Shares of Cayman Islands-based fintech stock StoneCo (NASDAQ: STNE) enjoyed a 13.2% run-up through 11:30 a.m. ET Monday morning, as investors got their first chance to react to the company's apparent after-hours earnings beat on Friday.
StoneCo closed out its third quarter of 2023 with 3.1 billion reals in revenue and 545 million reals in adjusted pre-tax earnings, "exceeding expectations," as management declared.
So what are reals?
Reals are the Brazilian currency, in which StoneCo reports its results -- seeing as it's a Brazilian company, despite being headquartered in the Caymans. There are 4.92 Brazilian reals to the US dollar.

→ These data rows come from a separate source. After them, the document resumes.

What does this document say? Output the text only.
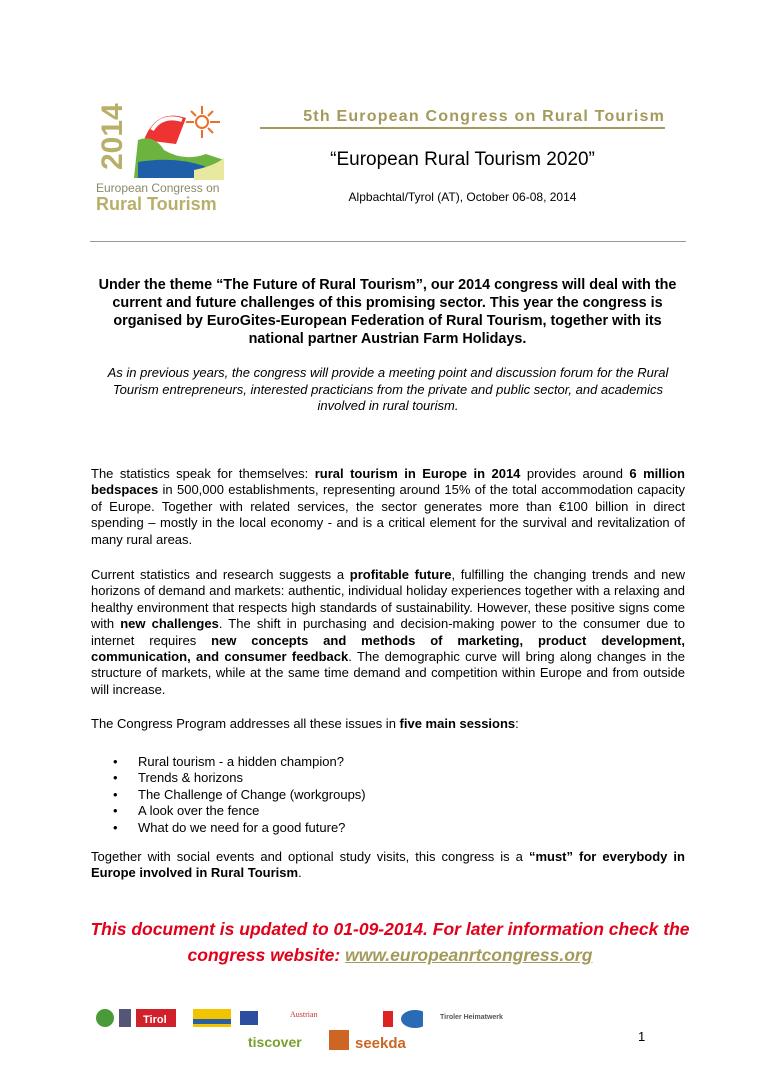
2014
European Congress on
Rural Tourism
5th European Congress on Rural Tourism
“European Rural Tourism 2020”
Alpbachtal/Tyrol (AT), October 06-08, 2014
Under the theme “The Future of Rural Tourism”, our 2014 congress will deal with the current and future challenges of this promising sector. This year the congress is organised by EuroGites-European Federation of Rural Tourism, together with its national partner Austrian Farm Holidays.
As in previous years, the congress will provide a meeting point and discussion forum for the Rural Tourism entrepreneurs, interested practicians from the private and public sector, and academics involved in rural tourism.
The statistics speak for themselves: rural tourism in Europe in 2014 provides around 6 million bedspaces in 500,000 establishments, representing around 15% of the total accommodation capacity of Europe. Together with related services, the sector generates more than €100 billion in direct spending – mostly in the local economy - and is a critical element for the survival and revitalization of many rural areas.
Current statistics and research suggests a profitable future, fulfilling the changing trends and new horizons of demand and markets: authentic, individual holiday experiences together with a relaxing and healthy environment that respects high standards of sustainability. However, these positive signs come with new challenges. The shift in purchasing and decision-making power to the consumer due to internet requires new concepts and methods of marketing, product development, communication, and consumer feedback. The demographic curve will bring along changes in the structure of markets, while at the same time demand and competition within Europe and from outside will increase.
The Congress Program addresses all these issues in five main sessions:
• Rural tourism - a hidden champion?
• Trends & horizons
• The Challenge of Change (workgroups)
• A look over the fence
• What do we need for a good future?
Together with social events and optional study visits, this congress is a “must” for everybody in Europe involved in Rural Tourism.
This document is updated to 01-09-2014. For later information check the congress website: www.europeanrtcongress.org
Tirol	Austrian
tiscover	seekda
Tiroler Heimatwerk
1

When I say that StoneCo did 3.1 billion reals in revenue, you can think of this as $609.9 million -- a number that almost precisely matches analyst forecasts for $610.2 million in Q3 revenue. Even better, StoneCo's adjusted pre-tax profit of 545 million reals works out to about $110.9 million total, or about $0.35 per share. This appears to be much better than the $0.22 profit that Wall Street analysts had forecast.
To put those numbers in even more context, StoneCo noted that its sales grew 25% year over year in local currency terms -- and its pre-tax earnings grew 228%.
Should you buy StoneCo stock?
With Q3's numbers in the bag, StoneCo now has a trailing net profit of $206 million and is on course to book its first full-year profit after two straight years of losses. StoneCo also boasts positive free cash flow of $351 million in cash profits booked over the last 12 months.
All of this, mind you, is on a fintech stock with only a $3.4 billion market capitalization, with $1.1 billion in net cash on its balance sheet, and therefore with an enterprise value of just $2.3 billion -- and an enterprise-value-to-free-cash-flow valuation of just 6.6. For a company that just showed it can grow its revenue base at 25% annually, this seems like an incredibly cheap valuation for StoneCo.
I'd say investors buying the stock today are making the right call.